Ornella Vanoni turns 90 and teaches us another idea of old age
If it wasn’t clear, Ornella Vanoni has been playing in a league of her own for a long time. For example: to celebrate her ninetieth birthday, which she turns today, she has just published a version of a classic, I love youwhere she duets with Elodie and Ditonellapiaga, the biggest Italian pop star of the moment and one who represents its indie side, a prelude to a new album of reinterpretations to be released in October, Various. For any other artist, it wouldn’t make sense: at that age, usually, you’re out of the loop; tributes are fine, yes, but having an equal dialogue with the new generations ‒ who, for goodness sake, express respect, but that’s another story ‒ or embarking on new projects has never been seen. Instead, with her it’s normal, in fact it’s the basis of the reason why she’s so popular.
Another idea of old age
It is not, then, that Vanoni has never been as good or popular as she is now: she is a pillar of our music, as an interpreter she started from the Milan of the cabarets of the late fifties and, changing skin, with class and a voice out of scale, she has always remained standing; if anything, it is that now she has reversed the life cycle that one expects from a character of that type. For goodness sake, she is not the only one: it is as if a congregation of wise elders was born, appreciated and looked upon with sympathy by everyone, generation Z first and foremost, from one of her long-time loves (more than reciprocated) like Gino Paoli to Roberto Vecchioni himself. But these, here and there, fall into the stereotype of the “grandfather” or the trombone who rejects modernity. Vanoni no, Vanoni speaks to us with the new (he told Elodie herself that he makes “a very intelligent use of his body”, while younger opinions than his do nothing but repeat that “in my day we didn’t undress”), he has progressive thoughts, he does concerts where there is a queue of artists who came after. He doesn’t seek homage, but dialogue.
But she is not a super-young girl, constantly reinventing herself, looking for a new easy success ‒ as if hers, when she was young, had been ‒ or for memes. And that is the key: there is no rejection of old age, although the role she occupies in music is ancestral, linked to a pop (women, that is, only as an interpreter) that is now outdated and thanks to her it sounds evergreen instead. There is acceptance. She does not hide live: she sings barefoot “so as not to fall”, she takes breaks that her age imposes on her, her voice, beautiful, is never clean, perfect, geometric as it was originally; precisely for this reason it is true. It is an awareness of old age, proactive and, if we look around, exceptional. Eroticism, one of his main weapons, has been put aside, and it was not easy, supplanted by irony. To hear it, here, is not to be surprised by a person who he shouldn’t make it and surprisingly he can do it; it is surprising how he enjoys this age, something that, no matter what age we are, we cannot do.
The voice of conscience
And then, above all, his superpower is to transform old age into vital energy. Beyond how he maintains lucidity on the issues of the moment, saying the thing right she has made the loss of inhibitions an added value, she has transformed herself into a voice of conscience, which supports things ‒ and here, again, the deadly irony that has developed helps her ‒ that many think, but do not have the courage to say, from the relationship with death onwards. Ok, this makes her irresistible on TV. But it is above all the still inverted game that amazes: you cannot and will not be able to review in Vanoni, but at most delude yourself into thinking you can be and live it like she does; with myths, after all, that’s how it works. Last pearl, from an episode of the podcast Pass by the Basement: “I smoke a joint or two before going to sleep, otherwise my brain won’t turn off.” There you go.

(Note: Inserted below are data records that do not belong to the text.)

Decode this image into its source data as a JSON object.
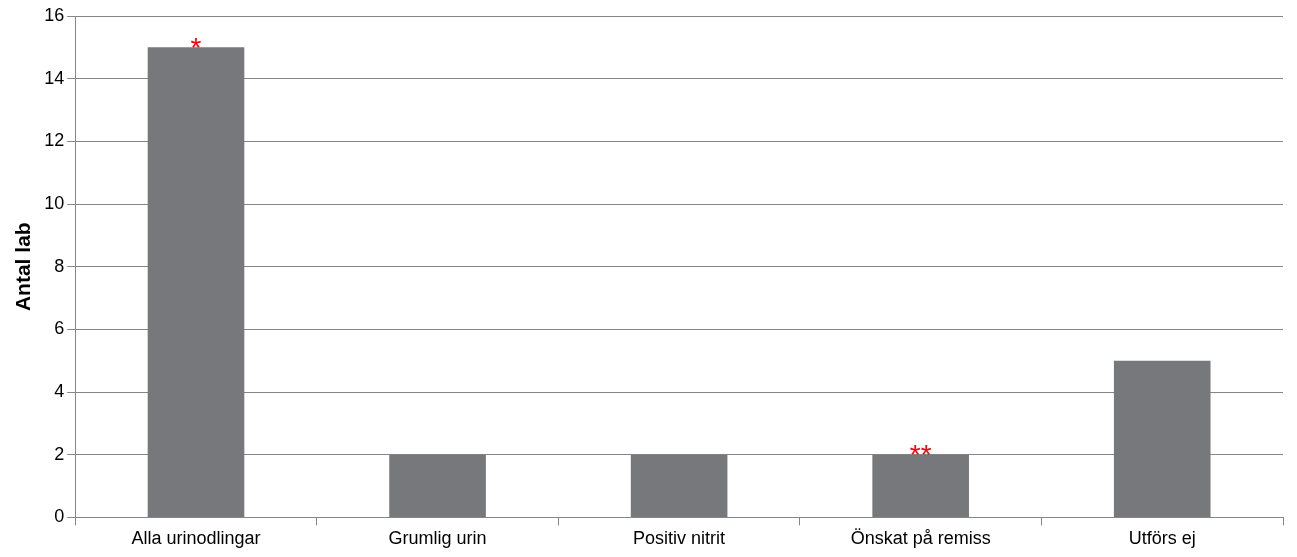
{
  "chart_data": {
    "type": "bar",
    "ylabel": "Antal lab",
    "categories": [
      "Alla urinodlingar",
      "Grumlig urin",
      "Positiv nitrit",
      "Önskat på remiss",
      "Utförs ej"
    ],
    "values": [
      15,
      2,
      2,
      2,
      5
    ],
    "color": "#77787b",
    "ylim": [
      0,
      16
    ],
    "yticks": [
      0,
      2,
      4,
      6,
      8,
      10,
      12,
      14,
      16
    ],
    "grid": "y",
    "legend": false,
    "annotations": [
      {
        "text": "*",
        "x": "Alla urinodlingar",
        "y": 15
      },
      {
        "text": "**",
        "x": "Önskat på remiss",
        "y": 2
      }
    ]
  }
}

Then that’s enough, because all this talk about the character must not distract from a giant songbook that has crossed a dozen faces of authorial music, with peaks both in the areas of light ‒ the same I love you it’s a very current funk in the return of the genre, from Pino D’Angiò to Nu Genea, while Endless it’s the ABC of the piece of love ‒ and above all in the shadows, as the pieces on the depression that has taken her several times over the years tell, from the masterpiece Tomorrow is another day down. Because this extraordinary old age, Vanoni, has earned day by day, in a life of adventure that, who knows, sooner or later will end up in a biopic, in a six-hundred-page autobiography-brick with only anecdotes. We’ll see: for now, she doesn’t seem very interested in the past.